Attention paid by historians to the post-Reformation history of the English and Welsh Catholic community has hitherto focused predominantly on the sixteenth, seventeenth and nineteenth centuries: comparatively little attention has been paid until recently to the eighteenth century, to the effects of the French Revolution and to the period prior to the restoration of a Catholic hierarchy in England and Wales in 1850. When one turns to the history of the English Benedictine Congregation, the existing historiography for the period from the French Revolution to the mid-nineteenth century is thin. For this reason alone, this substantial new study by Dom Alban Hood, of Douai Abbey, Woolhampton, near Reading, a reworked and much-developed version of a doctoral thesis, is a welcome addition to the literature.

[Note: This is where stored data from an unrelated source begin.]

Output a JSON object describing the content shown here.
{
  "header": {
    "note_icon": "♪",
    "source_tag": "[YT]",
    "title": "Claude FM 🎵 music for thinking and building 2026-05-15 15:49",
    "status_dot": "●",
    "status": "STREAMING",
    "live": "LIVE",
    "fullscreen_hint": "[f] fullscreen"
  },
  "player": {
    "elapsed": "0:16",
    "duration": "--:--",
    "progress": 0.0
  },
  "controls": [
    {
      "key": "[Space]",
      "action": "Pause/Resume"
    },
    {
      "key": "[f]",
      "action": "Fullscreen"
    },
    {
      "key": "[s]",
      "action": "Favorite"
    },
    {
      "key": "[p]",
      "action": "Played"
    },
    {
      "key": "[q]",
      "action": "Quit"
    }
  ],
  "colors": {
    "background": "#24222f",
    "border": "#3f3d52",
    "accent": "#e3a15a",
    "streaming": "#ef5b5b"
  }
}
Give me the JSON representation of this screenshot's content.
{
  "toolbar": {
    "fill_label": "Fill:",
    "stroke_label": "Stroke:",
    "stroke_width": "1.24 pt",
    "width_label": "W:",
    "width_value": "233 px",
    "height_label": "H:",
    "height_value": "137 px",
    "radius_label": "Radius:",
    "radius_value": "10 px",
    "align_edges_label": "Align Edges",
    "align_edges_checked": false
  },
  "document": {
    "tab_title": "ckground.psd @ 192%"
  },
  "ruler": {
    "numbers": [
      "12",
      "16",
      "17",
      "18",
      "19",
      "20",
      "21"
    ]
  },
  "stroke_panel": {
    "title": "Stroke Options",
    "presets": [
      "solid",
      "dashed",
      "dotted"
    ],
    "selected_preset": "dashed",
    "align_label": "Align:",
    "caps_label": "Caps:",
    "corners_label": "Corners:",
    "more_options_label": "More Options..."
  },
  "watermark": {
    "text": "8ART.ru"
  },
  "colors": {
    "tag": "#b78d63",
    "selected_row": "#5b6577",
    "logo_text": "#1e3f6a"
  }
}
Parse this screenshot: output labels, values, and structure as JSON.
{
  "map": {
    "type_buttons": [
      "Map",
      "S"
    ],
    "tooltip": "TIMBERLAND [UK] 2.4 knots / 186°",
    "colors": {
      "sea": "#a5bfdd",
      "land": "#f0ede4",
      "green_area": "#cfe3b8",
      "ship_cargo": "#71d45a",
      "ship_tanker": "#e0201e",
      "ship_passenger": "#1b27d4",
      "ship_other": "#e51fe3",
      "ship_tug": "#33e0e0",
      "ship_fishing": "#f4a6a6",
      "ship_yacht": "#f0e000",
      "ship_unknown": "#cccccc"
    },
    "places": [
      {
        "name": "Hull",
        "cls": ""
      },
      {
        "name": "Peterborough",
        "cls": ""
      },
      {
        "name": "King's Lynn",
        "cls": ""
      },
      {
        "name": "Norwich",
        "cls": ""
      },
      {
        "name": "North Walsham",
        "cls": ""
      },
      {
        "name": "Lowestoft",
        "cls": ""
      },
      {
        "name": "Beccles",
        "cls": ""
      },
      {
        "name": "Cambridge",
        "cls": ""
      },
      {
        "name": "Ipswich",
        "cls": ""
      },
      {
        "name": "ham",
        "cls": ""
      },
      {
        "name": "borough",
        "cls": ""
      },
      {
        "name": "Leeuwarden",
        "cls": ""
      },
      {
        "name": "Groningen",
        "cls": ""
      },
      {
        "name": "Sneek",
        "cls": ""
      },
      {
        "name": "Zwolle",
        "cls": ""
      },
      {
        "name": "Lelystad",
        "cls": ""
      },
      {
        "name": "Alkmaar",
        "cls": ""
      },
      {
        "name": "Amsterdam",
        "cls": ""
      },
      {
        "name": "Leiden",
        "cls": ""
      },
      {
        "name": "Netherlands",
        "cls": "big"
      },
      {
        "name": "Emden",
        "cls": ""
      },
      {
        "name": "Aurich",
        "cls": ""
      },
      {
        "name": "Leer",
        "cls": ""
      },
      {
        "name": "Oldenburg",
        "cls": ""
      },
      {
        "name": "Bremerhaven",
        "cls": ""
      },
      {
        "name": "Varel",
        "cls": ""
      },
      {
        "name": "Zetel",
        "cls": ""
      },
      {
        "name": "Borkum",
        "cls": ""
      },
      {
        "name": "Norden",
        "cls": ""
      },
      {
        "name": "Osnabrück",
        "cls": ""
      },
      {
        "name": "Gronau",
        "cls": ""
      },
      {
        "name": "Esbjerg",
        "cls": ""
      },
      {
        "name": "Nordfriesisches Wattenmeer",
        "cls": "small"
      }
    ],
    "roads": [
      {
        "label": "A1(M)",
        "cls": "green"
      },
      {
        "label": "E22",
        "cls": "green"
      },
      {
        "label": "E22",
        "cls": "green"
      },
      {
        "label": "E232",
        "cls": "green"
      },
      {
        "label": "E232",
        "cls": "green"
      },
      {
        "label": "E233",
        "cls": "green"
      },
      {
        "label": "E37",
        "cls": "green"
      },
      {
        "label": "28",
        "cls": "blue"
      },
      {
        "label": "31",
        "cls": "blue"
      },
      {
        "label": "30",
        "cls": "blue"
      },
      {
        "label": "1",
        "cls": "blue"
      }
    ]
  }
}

Written by a member of the English Benedictine Congregation, this new book has the merit of great objectivity: it is emphatically not an ‘insider’s’ history. The author successfully detaches himself from the tradition to which he belongs and, by means of careful scholarly analysis, provides a valuable contribution to an under-researched period of ecclesiastical history. An excellent introduction sets the scene and provides a helpful overview of the existing historiography surrounding the subject. Thereafter, the eight main chapters of the book, and a short, concluding ninth chapter, draw on a vast wealth of archival material in England and in Rome and analyse the multifarious challenges and opportunities facing the English Benedictines between 1795 and 1850.